Reuni 212, Antara Politis dan Perlawanan Umat Islam

Eramuslim.com – Reuni 212 itu politis? Jawabnya iya. Mau narasi apapun yang keluar, reuni itu bagian dari sikap politik. Ada hubungannya dengan pilpres? Pasti ada pengaruhnya. Berarti, reuni 212 untuk dukung Paslon tertentu? Tidak! Ini yang perlu diluruskan.

Reuni 212 memang bagian dari perjuangan politik. Tapi, politik moral. Bukan soal dukung mendukung Paslon. Itu terlalu kecil. Meski, kalau disurvei, mayoritas yang hadir di reuni 212 adalah para pemilih Prabowo-Sandi. Lalu, dimana nilai moralnya? Nah, ini baru bermutu diskusinya.

Kata kuncinya “Aksi 212”. Aksi ini punya dua tuntutan. Pertama, menuntut keadilan untuk pribumi dan juga umat Islam. Kedua, menuntut agar tak ada lagi penistaan terhadap agama apapun.

Ahok menista al-Qur’an, sekarang sudah dijatuhi hukuman dan dipenjara.

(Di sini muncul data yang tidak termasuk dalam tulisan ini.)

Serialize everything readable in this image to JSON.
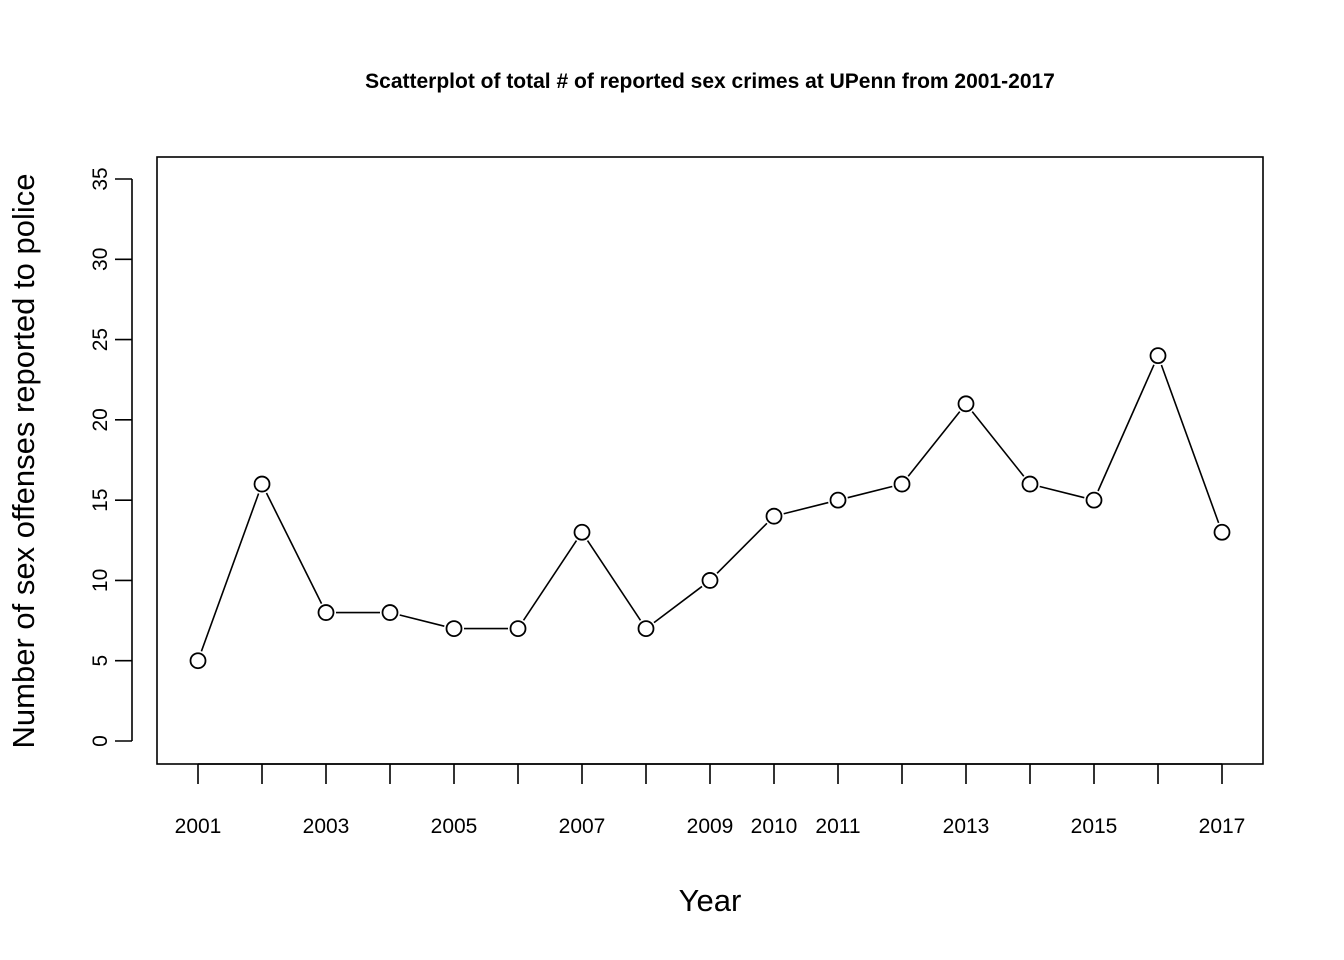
{
  "chart_data": {
    "type": "line",
    "title": "Scatterplot of total # of reported sex crimes at UPenn from 2001-2017",
    "xlabel": "Year",
    "ylabel": "Number of sex offenses reported to police",
    "x": [
      2001,
      2002,
      2003,
      2004,
      2005,
      2006,
      2007,
      2008,
      2009,
      2010,
      2011,
      2012,
      2013,
      2014,
      2015,
      2016,
      2017
    ],
    "values": [
      5,
      16,
      8,
      8,
      7,
      7,
      13,
      7,
      10,
      14,
      15,
      16,
      21,
      16,
      15,
      24,
      13
    ],
    "xlim": [
      2001,
      2017
    ],
    "ylim": [
      0,
      35
    ],
    "x_ticks": [
      2001,
      2002,
      2003,
      2004,
      2005,
      2006,
      2007,
      2008,
      2009,
      2010,
      2011,
      2012,
      2013,
      2014,
      2015,
      2016,
      2017
    ],
    "x_tick_labels": [
      "2001",
      "",
      "2003",
      "",
      "2005",
      "",
      "2007",
      "",
      "2009",
      "2010",
      "2011",
      "",
      "2013",
      "",
      "2015",
      "",
      "2017"
    ],
    "y_ticks": [
      0,
      5,
      10,
      15,
      20,
      25,
      30,
      35
    ],
    "y_tick_labels": [
      "0",
      "5",
      "10",
      "15",
      "20",
      "25",
      "30",
      "35"
    ],
    "marker": "open-circle",
    "grid": false,
    "legend": "none",
    "colors": {
      "line": "#000000",
      "marker_fill": "#ffffff",
      "background": "#ffffff"
    }
  }
}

Semoga benar-benar menjalani hukumannya di penjara. Kok ragu? Bukan! Hanya berdoa saja. Masak berdoa gak boleh?

Setelah Ahok dipenjara, lalu semuanya selesai? Ternyata tidak. Sejumlah aktifis 212 tersandung kasus hukum. Al-Khotthot ditahan di lapas Brimob. Alfian Tanjung divonis bersalah di pengadilan Surabaya. Buniyani, pengunggah video Ahok diganjar 1,5 tahun penjara. Bachtiar Nasir, ketua GNPF MUI saat itu harus berurusan dengan polisi. Sebagian orang menganggap itu kriminalisasi. Entahlah. Yang pasti, aksi 212 berbuntut panjang.